Témoignages sur la grève des mineurs de mai-juin 1941

27 mai 1941
06m 19s
Réf. 00142

Notice

Résumé :

Témoignages dans les "Mémoires de la mine", d'anciens mineurs qui ont participé à la grève du 27 mai au 10 juin 1941. Ovide Legrand et Louis Caron en expliquent les causes : augmentation du temps de travail et rationnement. Le prétexte de la grève a été le manque du savon. Louis Lethien évoque un sursaut patriotique. Ils soulignent le soutien des femmes. Jean Wrobleski raconte comment la production était sabotée et la répression allemande qui s'en est suivie.

Type de média :
Date de diffusion :
02 décembre 1981
Date d'événement :
27 mai 1941
Source :

Éclairage

Quarante ans après, des mineurs résistants reviennent sur l'état d'esprit de la profession et sur la grève de mai-juin 1941, “le plus grand mouvement de masse durant cette première année d'occupation, non seulement en France mais dans toute l'Europe” (1). Il prend racine dans un vif mécontentement rappelé par ces témoignages.

Dès la fin du Front populaire, les conditions de travail des “gueules noires” se détériorent de nouveau. Puis la guerre aiguise les difficultés. Le Nord-Pas-de-Calais est occupé et l'Allemagne a besoin de charbon.
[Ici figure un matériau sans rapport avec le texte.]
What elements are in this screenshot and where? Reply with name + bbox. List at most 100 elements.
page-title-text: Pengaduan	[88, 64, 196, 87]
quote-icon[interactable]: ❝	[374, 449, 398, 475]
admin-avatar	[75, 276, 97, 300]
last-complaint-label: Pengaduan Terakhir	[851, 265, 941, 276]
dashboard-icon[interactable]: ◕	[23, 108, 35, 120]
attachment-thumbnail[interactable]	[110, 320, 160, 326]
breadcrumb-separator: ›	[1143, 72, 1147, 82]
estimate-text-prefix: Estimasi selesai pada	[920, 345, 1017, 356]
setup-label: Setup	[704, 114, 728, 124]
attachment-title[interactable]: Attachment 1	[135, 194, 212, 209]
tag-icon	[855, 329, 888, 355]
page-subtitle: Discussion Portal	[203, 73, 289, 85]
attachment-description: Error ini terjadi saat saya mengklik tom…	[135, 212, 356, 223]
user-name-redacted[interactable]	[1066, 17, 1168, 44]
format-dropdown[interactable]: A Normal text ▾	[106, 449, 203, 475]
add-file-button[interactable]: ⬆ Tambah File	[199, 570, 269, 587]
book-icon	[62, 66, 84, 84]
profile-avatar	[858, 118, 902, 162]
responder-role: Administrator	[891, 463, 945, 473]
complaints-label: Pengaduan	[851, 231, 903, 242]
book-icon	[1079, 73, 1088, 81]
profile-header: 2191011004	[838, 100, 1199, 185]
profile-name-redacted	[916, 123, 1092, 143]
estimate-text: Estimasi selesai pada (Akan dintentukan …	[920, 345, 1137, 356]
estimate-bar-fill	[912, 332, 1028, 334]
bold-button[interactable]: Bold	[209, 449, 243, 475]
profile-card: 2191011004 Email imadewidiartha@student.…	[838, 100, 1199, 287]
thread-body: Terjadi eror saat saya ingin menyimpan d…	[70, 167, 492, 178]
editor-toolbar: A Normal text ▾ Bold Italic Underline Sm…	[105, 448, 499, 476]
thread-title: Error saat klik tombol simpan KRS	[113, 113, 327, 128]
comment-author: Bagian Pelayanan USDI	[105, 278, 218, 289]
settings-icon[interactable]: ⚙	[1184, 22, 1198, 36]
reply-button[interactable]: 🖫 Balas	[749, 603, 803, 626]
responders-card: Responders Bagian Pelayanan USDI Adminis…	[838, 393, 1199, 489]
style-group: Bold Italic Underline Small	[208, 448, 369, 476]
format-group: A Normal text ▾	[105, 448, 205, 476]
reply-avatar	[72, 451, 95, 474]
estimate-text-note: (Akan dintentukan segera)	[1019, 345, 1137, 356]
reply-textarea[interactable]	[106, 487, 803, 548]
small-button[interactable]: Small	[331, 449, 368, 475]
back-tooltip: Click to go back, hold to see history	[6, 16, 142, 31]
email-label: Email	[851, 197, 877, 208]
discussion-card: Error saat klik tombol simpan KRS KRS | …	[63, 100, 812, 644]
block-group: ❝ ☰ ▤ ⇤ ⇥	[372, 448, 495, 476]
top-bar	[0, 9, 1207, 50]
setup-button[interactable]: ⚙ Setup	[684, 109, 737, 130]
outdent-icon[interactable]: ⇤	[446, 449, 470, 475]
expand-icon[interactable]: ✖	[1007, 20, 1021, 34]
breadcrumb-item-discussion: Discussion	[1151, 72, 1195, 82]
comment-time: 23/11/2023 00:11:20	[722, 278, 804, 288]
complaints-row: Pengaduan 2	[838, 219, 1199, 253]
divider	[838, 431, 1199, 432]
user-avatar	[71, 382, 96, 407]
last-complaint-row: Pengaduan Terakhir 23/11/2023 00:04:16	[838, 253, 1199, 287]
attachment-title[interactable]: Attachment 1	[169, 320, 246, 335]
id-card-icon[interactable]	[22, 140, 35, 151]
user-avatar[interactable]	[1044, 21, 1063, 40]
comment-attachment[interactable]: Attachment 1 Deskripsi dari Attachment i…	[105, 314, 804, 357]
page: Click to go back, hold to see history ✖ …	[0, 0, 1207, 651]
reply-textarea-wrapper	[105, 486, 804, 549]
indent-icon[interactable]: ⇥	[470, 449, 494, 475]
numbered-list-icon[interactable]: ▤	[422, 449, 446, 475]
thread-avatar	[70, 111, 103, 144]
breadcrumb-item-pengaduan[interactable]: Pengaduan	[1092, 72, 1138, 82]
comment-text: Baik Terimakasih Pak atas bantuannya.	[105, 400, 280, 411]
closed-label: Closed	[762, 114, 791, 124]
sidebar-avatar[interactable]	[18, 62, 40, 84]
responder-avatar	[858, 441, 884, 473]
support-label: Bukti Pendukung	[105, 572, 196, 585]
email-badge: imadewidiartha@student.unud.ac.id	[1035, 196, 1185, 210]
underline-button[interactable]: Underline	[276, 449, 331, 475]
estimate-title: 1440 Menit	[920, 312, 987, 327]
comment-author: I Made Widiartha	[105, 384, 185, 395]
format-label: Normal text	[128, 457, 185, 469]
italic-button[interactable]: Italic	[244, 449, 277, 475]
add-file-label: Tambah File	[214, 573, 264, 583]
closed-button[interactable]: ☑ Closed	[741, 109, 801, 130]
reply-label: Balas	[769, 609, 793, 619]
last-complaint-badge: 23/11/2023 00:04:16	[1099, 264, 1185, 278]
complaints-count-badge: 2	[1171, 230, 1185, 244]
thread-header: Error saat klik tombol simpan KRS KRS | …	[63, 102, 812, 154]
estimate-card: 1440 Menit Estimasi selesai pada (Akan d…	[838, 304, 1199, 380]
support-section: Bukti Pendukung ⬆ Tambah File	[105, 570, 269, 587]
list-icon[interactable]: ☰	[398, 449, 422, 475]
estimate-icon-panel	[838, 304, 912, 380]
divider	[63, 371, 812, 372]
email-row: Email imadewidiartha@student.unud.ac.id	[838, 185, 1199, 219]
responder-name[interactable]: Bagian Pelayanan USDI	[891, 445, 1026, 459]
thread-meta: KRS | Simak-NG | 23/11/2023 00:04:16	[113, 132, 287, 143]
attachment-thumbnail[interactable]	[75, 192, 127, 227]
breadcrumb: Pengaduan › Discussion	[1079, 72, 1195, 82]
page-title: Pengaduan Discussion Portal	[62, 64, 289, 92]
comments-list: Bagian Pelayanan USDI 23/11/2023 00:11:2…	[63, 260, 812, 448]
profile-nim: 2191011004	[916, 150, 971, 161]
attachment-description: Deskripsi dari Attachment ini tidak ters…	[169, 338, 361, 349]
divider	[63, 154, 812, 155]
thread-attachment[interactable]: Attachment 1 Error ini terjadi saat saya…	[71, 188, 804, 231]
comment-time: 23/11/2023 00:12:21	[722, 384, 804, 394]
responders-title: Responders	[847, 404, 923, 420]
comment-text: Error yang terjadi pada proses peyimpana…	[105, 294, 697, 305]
Pour avoir une production élevée, le temps de labeur est accru, des congés supprimés, le travail au rendement individuel avec chronométrage rétabli, sous l'œil d'un personnel d'encadrement disposé à prendre sa revanche sur 1936. S'ajoutent à cela les problèmes de ravitaillement et de vie chère, l'insuffisance des rations alimentaires.

Peu après le début de l'occupation, des mineurs réagissent par des débrayages ponctuels ; le 11 novembre 1940, ils sont nombreux à cesser le travail. Des grèves perlées entravent la production, tandis que de nouvelles formes d'organisation éclosent, tels les Comités d'unité syndicale et d'action (CUSA), à l'instigation de militants communistes rejoints par des socialistes et des chrétiens.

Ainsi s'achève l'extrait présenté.